Treatment strategy for early breast cancer

Locally advanced breast cancer (stage IIIb or IIIc)

Definition: Locally advanced breast cancer (LABC) refers to inoperable locally advanced cancer without distant metastases (Stage IIIb or IIIc).

Treatment strategy (Fig. 3): The goal is to cure the disease using a multidisciplinary approach including systemic and local therapies. Standard treatment for LABC is initial systemic therapy including chemotherapy, followed by surgery and radiation therapy.

Fig. 3
figure 3

Treatment strategy for locally advanced breast cancer

Metastatic breast cancer (stage IV or distant metastatic recurrence)

Purpose of treatment: Treatment for metastatic breast cancer (MBC) is provided to palliate symptoms, prevent development of symptoms and prolong survival.

Treatment strategy: Factors to consider in treatment selection include patient factors such as age, comorbidities and socioeconomic context; tumor factors such as biological characteristics, metastatic sites, disease-free interval, neoadjuvant regimens and/or systemic treatments, symptoms caused by the tumor, and clinical evidence; and patient preference. MBC is primarily systemic, but treatment strategies vary by tumor subtype.

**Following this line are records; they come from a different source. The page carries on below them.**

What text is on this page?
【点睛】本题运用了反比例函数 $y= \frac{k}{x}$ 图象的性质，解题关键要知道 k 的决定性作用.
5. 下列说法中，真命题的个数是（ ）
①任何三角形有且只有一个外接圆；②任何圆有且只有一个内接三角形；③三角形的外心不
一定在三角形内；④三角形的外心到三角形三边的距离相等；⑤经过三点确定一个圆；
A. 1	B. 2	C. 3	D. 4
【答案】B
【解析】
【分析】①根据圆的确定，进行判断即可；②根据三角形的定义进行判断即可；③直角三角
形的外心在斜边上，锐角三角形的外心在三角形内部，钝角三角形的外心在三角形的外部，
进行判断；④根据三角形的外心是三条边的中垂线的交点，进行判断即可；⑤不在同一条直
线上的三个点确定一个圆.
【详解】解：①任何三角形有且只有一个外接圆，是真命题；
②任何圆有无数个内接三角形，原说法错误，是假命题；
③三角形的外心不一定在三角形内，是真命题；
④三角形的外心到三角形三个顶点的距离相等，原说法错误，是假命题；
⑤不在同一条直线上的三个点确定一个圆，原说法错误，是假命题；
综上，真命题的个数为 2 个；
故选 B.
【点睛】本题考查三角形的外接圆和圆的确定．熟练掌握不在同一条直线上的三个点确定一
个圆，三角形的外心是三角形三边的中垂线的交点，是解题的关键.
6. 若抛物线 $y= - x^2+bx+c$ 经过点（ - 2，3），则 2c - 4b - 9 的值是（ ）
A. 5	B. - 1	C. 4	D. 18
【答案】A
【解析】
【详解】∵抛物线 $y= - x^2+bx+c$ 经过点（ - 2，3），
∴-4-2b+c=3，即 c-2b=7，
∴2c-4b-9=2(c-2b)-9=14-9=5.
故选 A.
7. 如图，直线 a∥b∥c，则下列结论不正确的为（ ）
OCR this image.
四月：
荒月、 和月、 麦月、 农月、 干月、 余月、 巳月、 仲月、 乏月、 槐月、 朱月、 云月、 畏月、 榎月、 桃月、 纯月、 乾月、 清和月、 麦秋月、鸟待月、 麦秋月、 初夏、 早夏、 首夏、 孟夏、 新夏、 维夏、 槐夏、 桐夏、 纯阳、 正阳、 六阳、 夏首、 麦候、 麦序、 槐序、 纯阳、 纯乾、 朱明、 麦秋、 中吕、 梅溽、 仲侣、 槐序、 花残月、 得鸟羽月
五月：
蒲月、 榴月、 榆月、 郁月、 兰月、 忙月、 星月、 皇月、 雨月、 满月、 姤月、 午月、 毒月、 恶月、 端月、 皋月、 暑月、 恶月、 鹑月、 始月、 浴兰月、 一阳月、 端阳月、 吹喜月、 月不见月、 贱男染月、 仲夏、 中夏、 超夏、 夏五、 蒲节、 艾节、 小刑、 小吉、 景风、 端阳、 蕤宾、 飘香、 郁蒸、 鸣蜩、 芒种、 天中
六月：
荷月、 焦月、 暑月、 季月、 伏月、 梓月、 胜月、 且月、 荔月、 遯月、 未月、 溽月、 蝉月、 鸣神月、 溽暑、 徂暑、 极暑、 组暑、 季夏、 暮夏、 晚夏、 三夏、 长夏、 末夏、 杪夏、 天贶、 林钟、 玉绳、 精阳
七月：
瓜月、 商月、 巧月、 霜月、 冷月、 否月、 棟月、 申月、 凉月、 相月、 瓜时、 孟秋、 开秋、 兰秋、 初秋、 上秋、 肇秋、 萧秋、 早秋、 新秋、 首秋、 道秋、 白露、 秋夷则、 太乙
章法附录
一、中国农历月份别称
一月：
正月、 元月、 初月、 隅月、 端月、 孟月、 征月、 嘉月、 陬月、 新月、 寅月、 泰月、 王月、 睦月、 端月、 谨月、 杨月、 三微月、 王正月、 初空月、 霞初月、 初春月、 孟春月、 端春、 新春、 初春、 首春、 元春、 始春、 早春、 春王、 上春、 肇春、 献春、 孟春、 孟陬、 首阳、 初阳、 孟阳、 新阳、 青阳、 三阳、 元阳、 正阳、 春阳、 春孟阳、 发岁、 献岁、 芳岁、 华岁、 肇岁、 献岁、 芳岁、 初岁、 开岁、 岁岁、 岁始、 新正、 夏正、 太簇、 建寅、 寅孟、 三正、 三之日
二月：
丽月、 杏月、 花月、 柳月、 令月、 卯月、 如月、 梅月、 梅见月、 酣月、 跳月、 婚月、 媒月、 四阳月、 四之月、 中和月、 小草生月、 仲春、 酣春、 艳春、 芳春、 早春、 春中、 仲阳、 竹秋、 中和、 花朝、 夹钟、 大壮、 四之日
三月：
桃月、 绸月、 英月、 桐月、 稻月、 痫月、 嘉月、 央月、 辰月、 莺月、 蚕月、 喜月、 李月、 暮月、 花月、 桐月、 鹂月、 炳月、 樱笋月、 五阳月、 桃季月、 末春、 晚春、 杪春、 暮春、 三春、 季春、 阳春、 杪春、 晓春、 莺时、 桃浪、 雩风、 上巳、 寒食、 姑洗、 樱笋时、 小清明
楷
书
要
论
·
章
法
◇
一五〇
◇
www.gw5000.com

Hormone receptor-positive/HER2-negative MBC (Fig. 4a): In the absence of a visceral crisis, the initial treatment should be endocrine therapy plus a cyclin-dependent kinase (CDK)4/6 inhibitor or endocrine monotherapy. If the tumor responds to first-line endocrine therapy, this therapy should be continued until ineffective. If endocrine therapy fails or in a case with visceral crisis, treatment should be switched to PARP inhibitor if a germline BRCA1/2 mutation is present or chemotherapy.

Fig. 4
figure 4

Treatment strategies for a hormone receptor-positive/HER2-negative metastatic breast cancer, b triple-negative metastatic breast cancer, and c HER2-positive metastatic breast cancer

Triple-negative MBC (Fig. 4b): In PD-L1-positive disease, an immune checkpoint inhibitor (ICI) plus chemotherapy is recommended as first-line therapy. If a germline BRCA1/2 mutation is present, use of a PARP inhibitor is recommended after or before ICI plus chemotherapy. In PD-L1-negative disease with a germline BRCA1/2 mutation, a PARP inhibitor is recommended as first-line treatment. In PD-L1-negative disease without a germline BRCA1/2 mutation, chemotherapy is recommended as first-line treatment.

HER2-positive MBC (Fig. 4c): Anti-HER2 therapy in combination with chemotherapy is the basic approach. Trastuzumab and pertuzumab with chemotherapy is recommended as first-line treatment. Trastuzumab deruxtecan is recommended as second-line treatment.

Conclusion

Daily practice is a series of interventions (diagnosis, surgery, radiation therapy, systemic therapy, etc.) and it is important to consider the benefits and harms when deciding which measures to take. We believe that the 2022 guidelines provide both a guide to standard practice and a repository of accurate information. However, the patient’s situation may not allow a standard choice recommended by the guidelines. In such cases, shared decision-making, in which the next intervention is determined based on shared knowledge and understanding, is important in building mutually trusting relationships between physicians and patients. We hope that the JBCS Clinical Practice Guidelines will be used as a tool for medical practitioners to walk alongside their patients in breast cancer care. We also believe that this summary of the English version of the 2022 Breast Cancer Treatment Guidelines will be useful for researchers in Japan and overseas.